Siyasette Stratejik Planlama

Yerel seçimler yaklaştıkça aday adayları arasındaki tatlı rekabet de son sürat devam ediyor. Çeşit çeşit afişler, çeşit çeşit sloganlar sosyal medyada her an karşımıza çıkabiliyor. Sonuçta önemli olan bizlerin yani seçmenlerin aklında kalanlar nelerdir onlara bakmak lazım… Yani bir adayla özdeşleştirdiğimiz özgün ve iddialı bir proje var mı? Ya da bir adayın sloganı aklımızda yer etmiş mi? Unutmamak gerekir ki yarattığınız değer müşterilerin/ paydaşların/ seçmenlerin algıladığı kadardır.

Seçmene ulaşmak, etkilemek zannedildiği kadar zor ve muğlak bir durum değil aslında. Hatta analitik bir çözüm süreci bile denilebilir. Gerçek Gündem’e 24 Eylül tarihinde yazdığım “Siyasette Farklılaşma Stratejileri” adlı yazımda “Gezi Sonrası” dönemde uygulanması gereken siyasi stratejileri 3 ana başlıkta toplamıştım: Bilimsel Siyaset, Etkin Sosyal Medya Kullanımı ve Eylemsellik.

Aslında bu 3 adımla bir siyasal strateji planı oluşturup nasıl uygulanacağına dair ipuçları  vermeye çalışmıştım. Esas çözümün, stratejik bir plan doğrultusunda çalışmak ve diğer adaylardan farklılaşmanın yollarını bulmak olduğuna değinip, farklılaşmanın seçmenin “algıladığı” ölçüde başarılı olabileceğiyle sonlandırmıştım yazımı…

Şimdi genel çerçevesini çizdiğim bu farklılaşma stratejisi sürecinin ilk adımını biraz açmak istiyorum. Bilimsel siyasetten kast ettiğimin, farazi ve alışıldık siyasal söylemler yerine hitap ettiğiniz seçmene ve aday olduğunuz ilçeye yönelik ayağı yere basan projeler sunmak olduğunu öncelikle vurgulamak isterim. Adaylık veya aday adaylığı propaganda sürecinde “vaat edeceğiniz” projelerinizi nasıl oluşturacağınıza dair kısa bir yol haritası çizebiliriz:

1)   Öncelikle Amerika’yı yeniden keşfetmenize gerek yok. Dünyada var olan başarılı belediyeleri araştırıp, adayı olduğunuz il ya da ilçeye en benzeşen belediyenin uyguladığı projelerden kıyaslayarak öğrenme (benchmarking) yoluna gidebilirsiniz.

2)   Projelerinizi oluştururken aday olduğunuz il/ilçe belediyesinin paydaşlarını göz önünde bulundurun. Yola çıkış için size kolaylık sağlayacaktır.
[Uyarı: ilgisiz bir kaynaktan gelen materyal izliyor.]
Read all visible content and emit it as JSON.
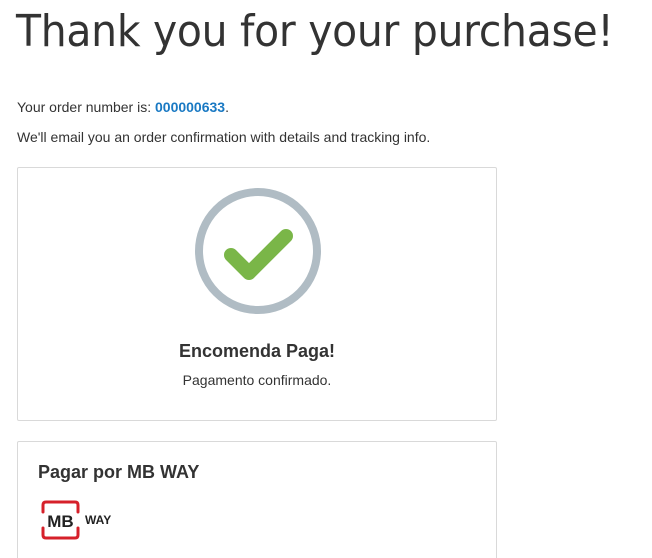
{
  "page": {
    "title": "Thank you for your purchase!"
  },
  "order": {
    "number_label": "Your order number is: ",
    "number": "000000633",
    "number_suffix": ".",
    "email_note": "We'll email you an order confirmation with details and tracking info."
  },
  "status_card": {
    "icon": "checkmark-circle-icon",
    "title": "Encomenda Paga!",
    "text": "Pagamento confirmado."
  },
  "payment_card": {
    "title": "Pagar por MB WAY",
    "logo": "mbway-logo",
    "logo_text_mb": "MB",
    "logo_text_way": "WAY"
  },
  "colors": {
    "link": "#1979c3",
    "check": "#7ab648",
    "ring": "#b0bcc4",
    "mbway_red": "#d6202a"
  }
}
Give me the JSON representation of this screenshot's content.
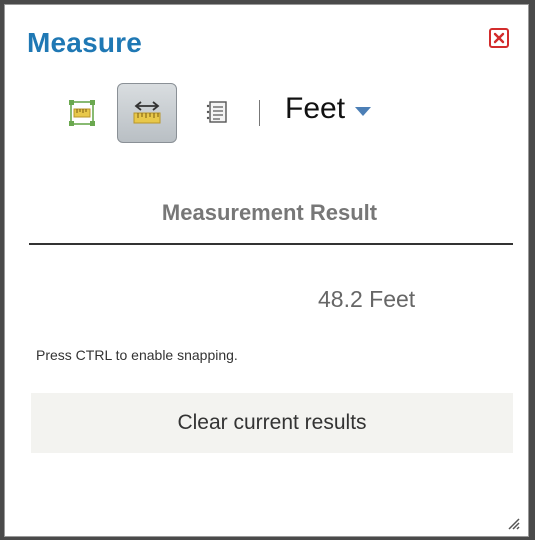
{
  "widget": {
    "title": "Measure",
    "close_icon": "close-icon"
  },
  "toolbar": {
    "tools": [
      {
        "name": "area",
        "icon": "area-measure-icon",
        "active": false
      },
      {
        "name": "distance",
        "icon": "distance-measure-icon",
        "active": true
      },
      {
        "name": "location",
        "icon": "location-measure-icon",
        "active": false
      }
    ],
    "units_selected": "Feet",
    "units_caret_icon": "chevron-down-icon"
  },
  "result": {
    "header": "Measurement Result",
    "value": "48.2 Feet",
    "hint": "Press CTRL to enable snapping."
  },
  "actions": {
    "clear_label": "Clear current results"
  },
  "colors": {
    "title": "#1f78b4",
    "close": "#d32c2c",
    "caret": "#4c7fb6"
  }
}
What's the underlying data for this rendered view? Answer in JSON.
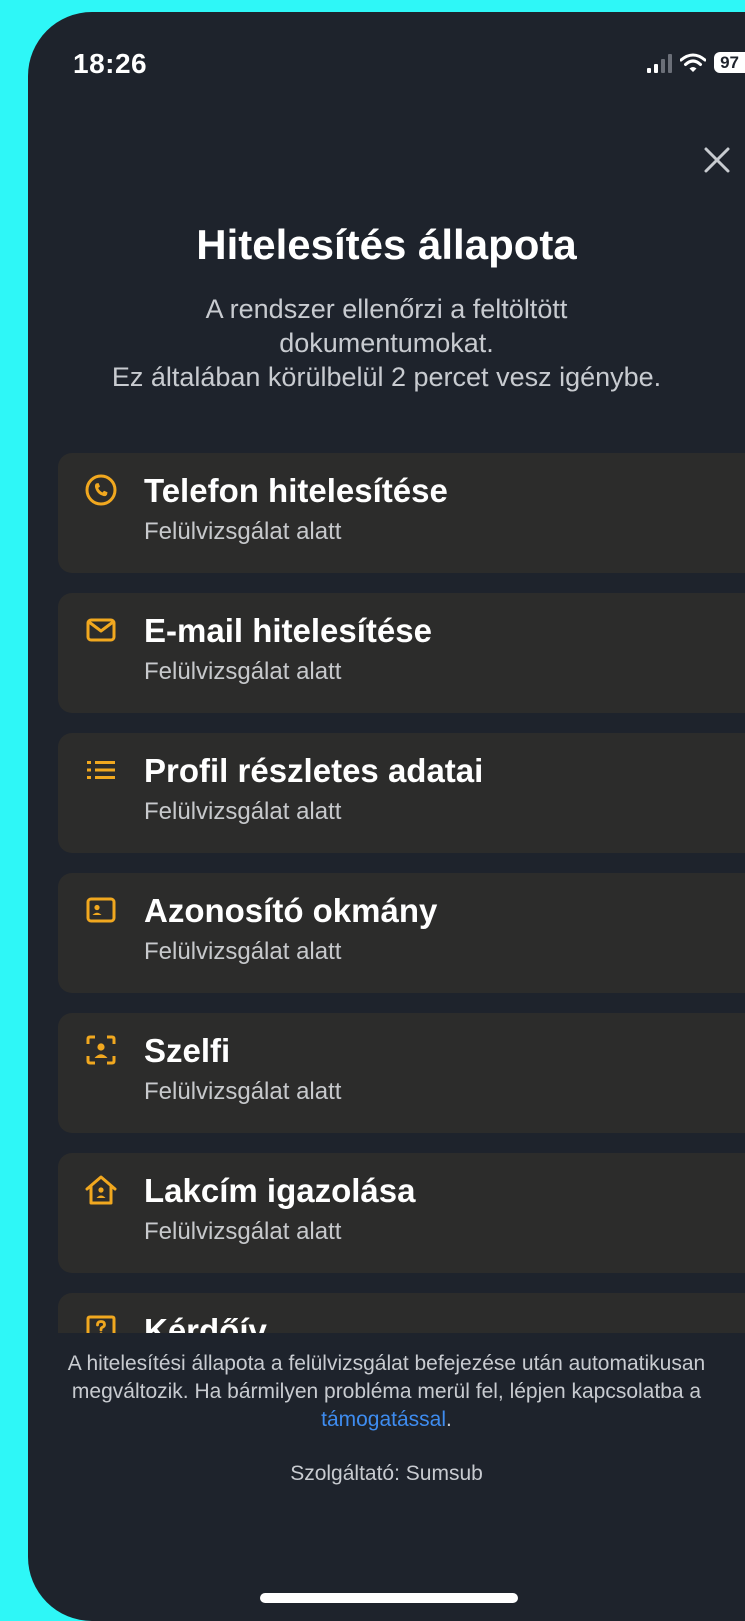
{
  "status_bar": {
    "time": "18:26",
    "battery": "97"
  },
  "header": {
    "title": "Hitelesítés állapota",
    "subtitle": "A rendszer ellenőrzi a feltöltött\ndokumentumokat.\nEz általában körülbelül 2 percet vesz igénybe."
  },
  "accent_color": "#f1a81f",
  "steps": [
    {
      "title": "Telefon hitelesítése",
      "status": "Felülvizsgálat alatt",
      "icon": "phone-icon"
    },
    {
      "title": "E-mail hitelesítése",
      "status": "Felülvizsgálat alatt",
      "icon": "mail-icon"
    },
    {
      "title": "Profil részletes adatai",
      "status": "Felülvizsgálat alatt",
      "icon": "list-icon"
    },
    {
      "title": "Azonosító okmány",
      "status": "Felülvizsgálat alatt",
      "icon": "id-card-icon"
    },
    {
      "title": "Szelfi",
      "status": "Felülvizsgálat alatt",
      "icon": "selfie-icon"
    },
    {
      "title": "Lakcím igazolása",
      "status": "Felülvizsgálat alatt",
      "icon": "home-icon"
    },
    {
      "title": "Kérdőív",
      "status": "",
      "icon": "questionnaire-icon"
    }
  ],
  "footer": {
    "note_before": "A hitelesítési állapota a felülvizsgálat befejezése után automatikusan megváltozik. Ha bármilyen probléma merül fel, lépjen kapcsolatba a ",
    "support_link": "támogatással",
    "note_after": ".",
    "provider": "Szolgáltató: Sumsub"
  }
}
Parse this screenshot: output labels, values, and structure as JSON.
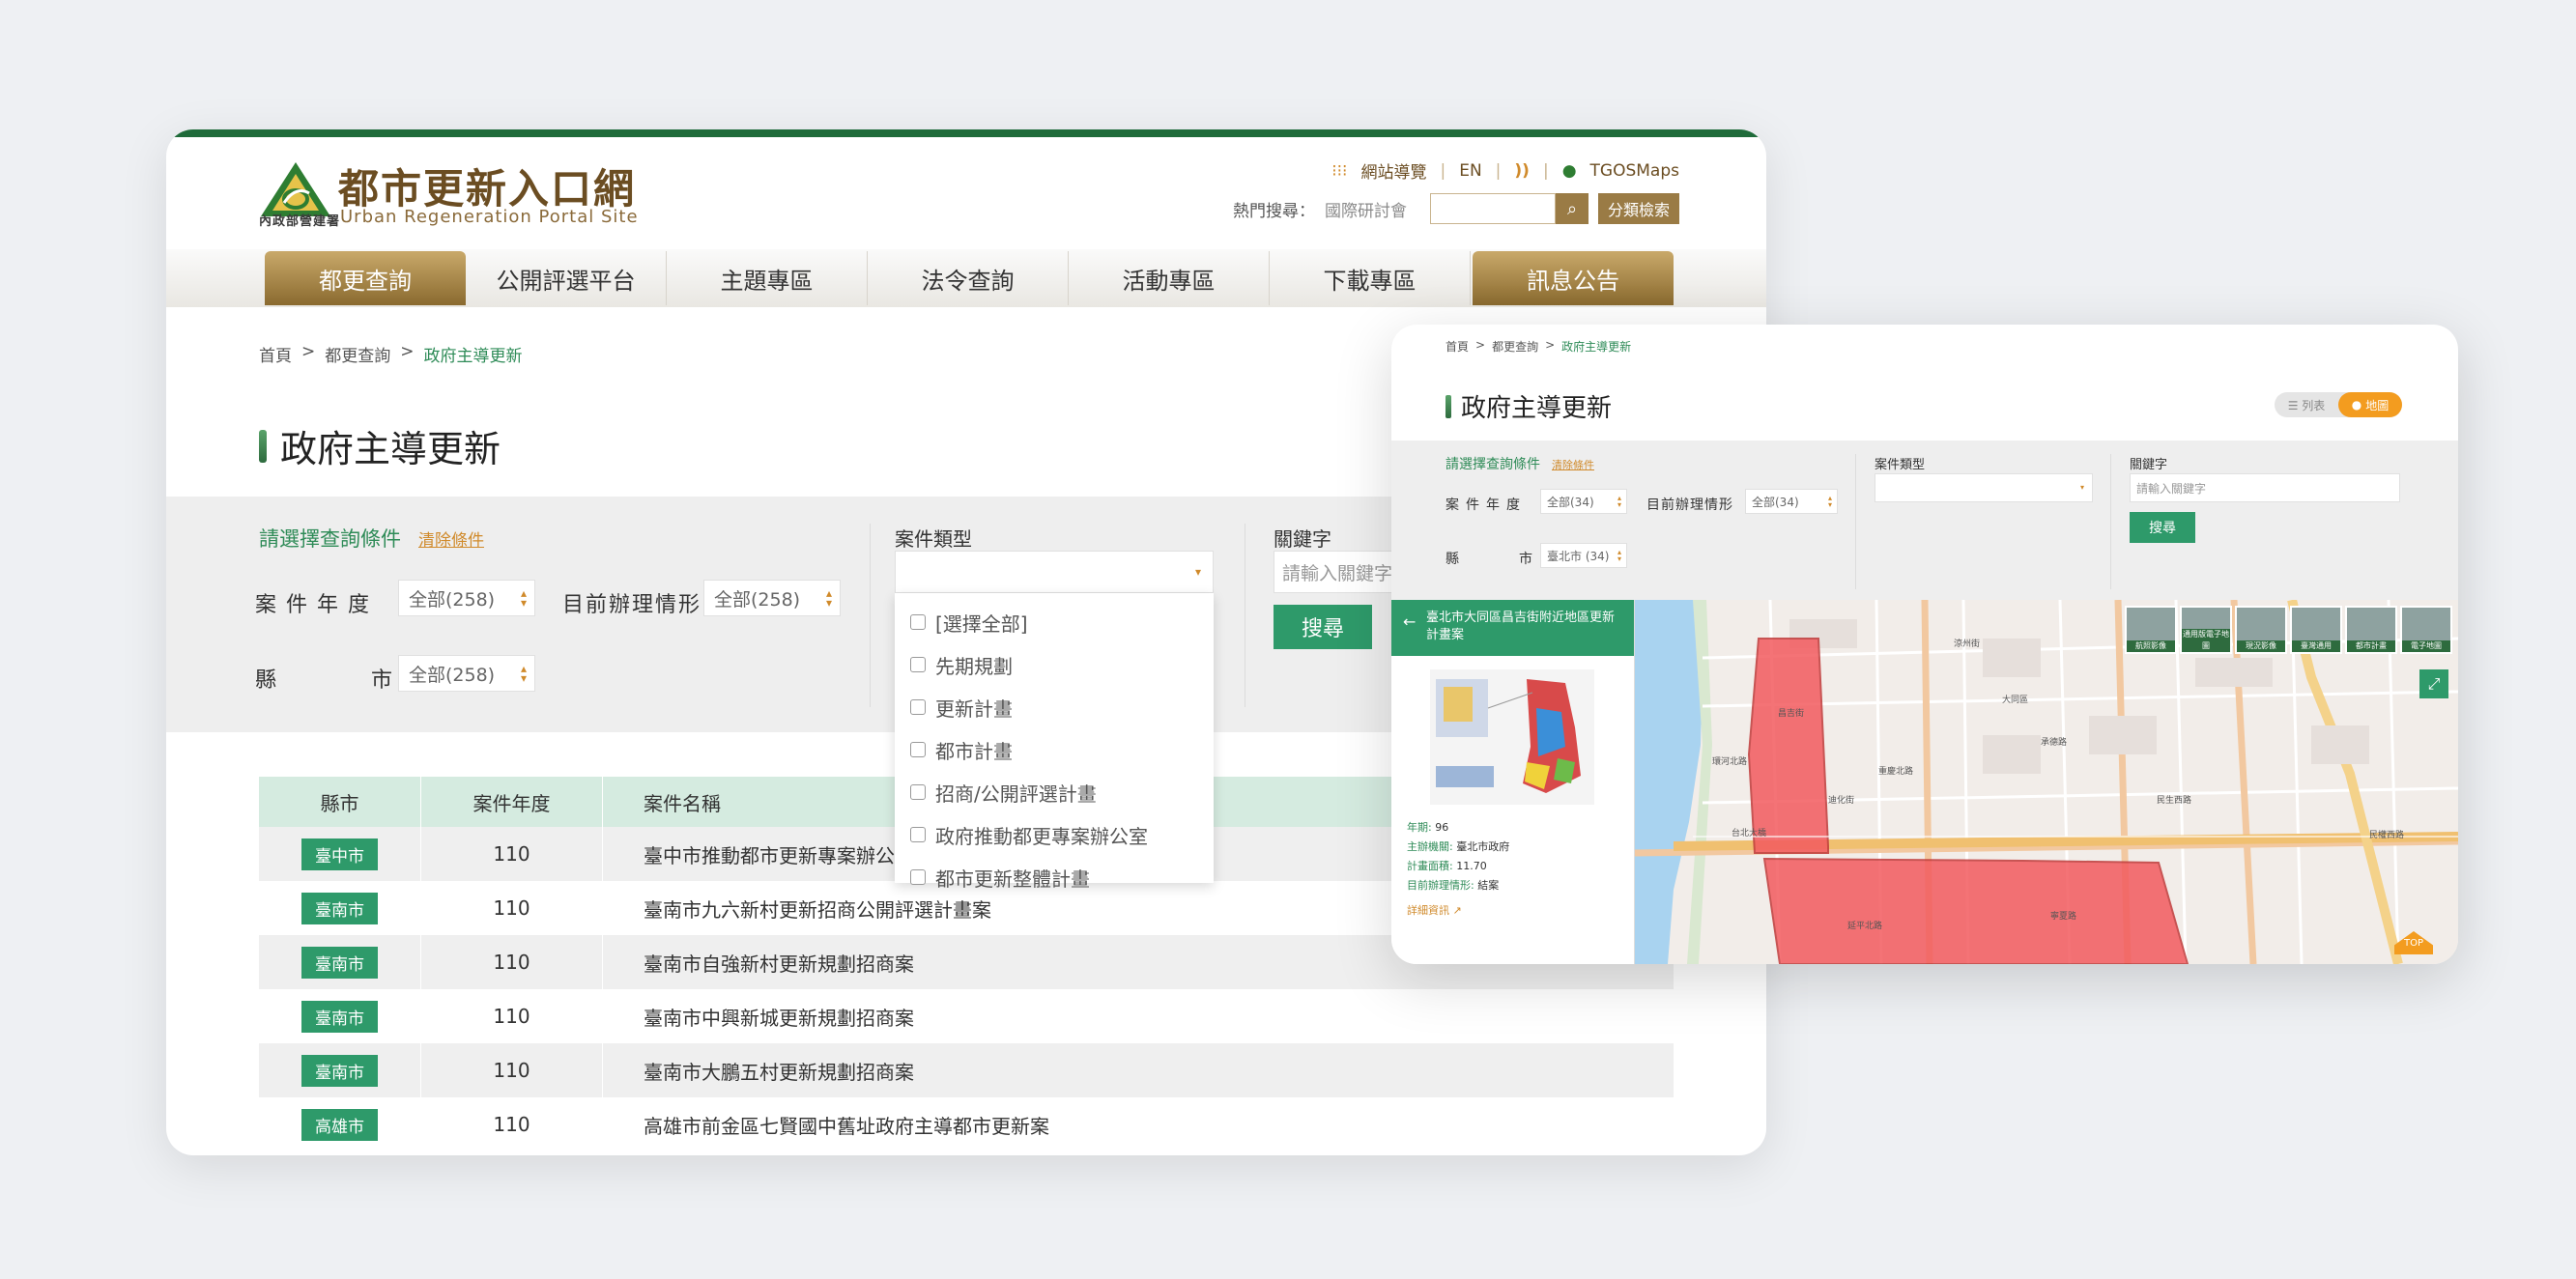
{
  "main": {
    "logo": {
      "title": "都市更新入口網",
      "subtitle": "Urban Regeneration Portal Site",
      "org": "內政部營建署"
    },
    "util": {
      "sitemap": "網站導覽",
      "en": "EN",
      "tgos": "TGOSMaps"
    },
    "hot_search": {
      "label": "熱門搜尋：",
      "word": "國際研討會",
      "input_value": "",
      "category_button": "分類檢索"
    },
    "nav": [
      "都更查詢",
      "公開評選平台",
      "主題專區",
      "法令查詢",
      "活動專區",
      "下載專區",
      "訊息公告"
    ],
    "breadcrumb": {
      "home": "首頁",
      "level1": "都更查詢",
      "current": "政府主導更新"
    },
    "page_title": "政府主導更新",
    "filter": {
      "heading": "請選擇查詢條件",
      "clear": "清除條件",
      "year_label": "案件年度",
      "year_value": "全部(258)",
      "status_label": "目前辦理情形",
      "status_value": "全部(258)",
      "county_label": "縣市",
      "county_value": "全部(258)",
      "type_label": "案件類型",
      "keyword_label": "關鍵字",
      "keyword_placeholder": "請輸入關鍵字",
      "search_button": "搜尋"
    },
    "type_options": [
      "[選擇全部]",
      "先期規劃",
      "更新計畫",
      "都市計畫",
      "招商/公開評選計畫",
      "政府推動都更專案辦公室",
      "都市更新整體計畫"
    ],
    "table": {
      "headers": [
        "縣市",
        "案件年度",
        "案件名稱"
      ],
      "rows": [
        {
          "county": "臺中市",
          "year": "110",
          "name": "臺中市推動都市更新專案辦公"
        },
        {
          "county": "臺南市",
          "year": "110",
          "name": "臺南市九六新村更新招商公開評選計畫案"
        },
        {
          "county": "臺南市",
          "year": "110",
          "name": "臺南市自強新村更新規劃招商案"
        },
        {
          "county": "臺南市",
          "year": "110",
          "name": "臺南市中興新城更新規劃招商案"
        },
        {
          "county": "臺南市",
          "year": "110",
          "name": "臺南市大鵬五村更新規劃招商案"
        },
        {
          "county": "高雄市",
          "year": "110",
          "name": "高雄市前金區七賢國中舊址政府主導都市更新案"
        }
      ]
    }
  },
  "overlay": {
    "breadcrumb": {
      "home": "首頁",
      "level1": "都更查詢",
      "current": "政府主導更新"
    },
    "page_title": "政府主導更新",
    "view_toggle": {
      "list": "列表",
      "map": "地圖"
    },
    "filter": {
      "heading": "請選擇查詢條件",
      "clear": "清除條件",
      "year_label": "案件年度",
      "year_value": "全部(34)",
      "status_label": "目前辦理情形",
      "status_value": "全部(34)",
      "county_label": "縣市",
      "county_value": "臺北市 (34)",
      "type_label": "案件類型",
      "keyword_label": "關鍵字",
      "keyword_placeholder": "請輸入關鍵字",
      "search_button": "搜尋"
    },
    "case": {
      "title": "臺北市大同區昌吉街附近地區更新計畫案",
      "year_key": "年期:",
      "year": "96",
      "agency_key": "主辦機關:",
      "agency": "臺北市政府",
      "area_key": "計畫面積:",
      "area": "11.70",
      "status_key": "目前辦理情形:",
      "status": "結案",
      "more": "詳細資訊"
    },
    "map": {
      "labels": [
        "台北大橋",
        "民權西路",
        "昌吉街",
        "重慶北路",
        "承德路",
        "大同區",
        "民生西路",
        "延平北路",
        "環河北路",
        "涼州街",
        "迪化街",
        "寧夏路"
      ],
      "tools": [
        "航照影像",
        "通用版電子地圖",
        "現況影像",
        "臺灣通用",
        "都市計畫",
        "電子地圖"
      ],
      "top": "TOP"
    }
  }
}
Bir belediyenin paydaşı ne demek ve kimlerdir derseniz; paydaş sizin projenizden olumlu ya da olumsuz, dolaylı ya da doğrudan etkilenecek kişiler, kurumlar veya gruplardır. Yani vatandaşlar, kamu kurumları, sivil toplum örgütleri, özel kuruluşlar, siyasal partiler, muhtarlar, eğitim kurumları, üniversiteler gibi…

Belediyenin paydaşlarından bölgede ağırlığı olan bir kısmını temel alarak proje üretmeye başlayabilirsiniz. Örnek vermek gerekirse ilçe sınırları içinde üniversite olan Bornova Belediyesi adayları öğrencilere yönelik projelere ağırlık verebilirken, çoğunlukla otellerin, turistik işletmelerin ve yazlıkçıların yer aldığı Çeşme Belediyesi adayları temel projelerini bu gruplara yönelik uygulayabilir.


3)   Adaylığınız il veya ilçe olsun, 3 ana 10 alt projeyle seçmenin karşısına çıkmalısınız. 3 temel projeniz il veya ilçenin en temel problemine çözüm getirmeli (Örneğin İstanbul için trafik, imar ve sosyal yaşam denilebilir.) Ancak bu projelere muhakkak bir termin tarihi verilmelidir. “300 Günde ulaşımın %35’ini deniz yoluyla sağlayacağız” gibi…

4)   Pek tabi ki doğru projelerin üretilmesi kadar bu projeleri etkili kanallarla seçmene iletmek de önemli… Yazının başında da dediğim gibi siz seçmenin/paydaşların algıladığı ölçüde “farklılık” ve “değer” yaratırsınız. Paydaşlar tarafından algılanmayan değer -değer- değildir.

Bildiğiniz üzere yerel seçimin dinamikleri genel seçimden çok farklı… Seçmenin iki seçim arasındaki tercihlerini etkileyen bu farkı, ancak yetkin adaylar ve doğru stratejilerle tanımlayabiliriz. Bu manada adayların omzundaki yük ağır… Hafifletmenin yolu doğru planlama ve örgütlemeden geçiyor.

Dilerim ki tüm aday adaylarının yolları açık, işleri planlı olsun. Sağlıcakla kalınız.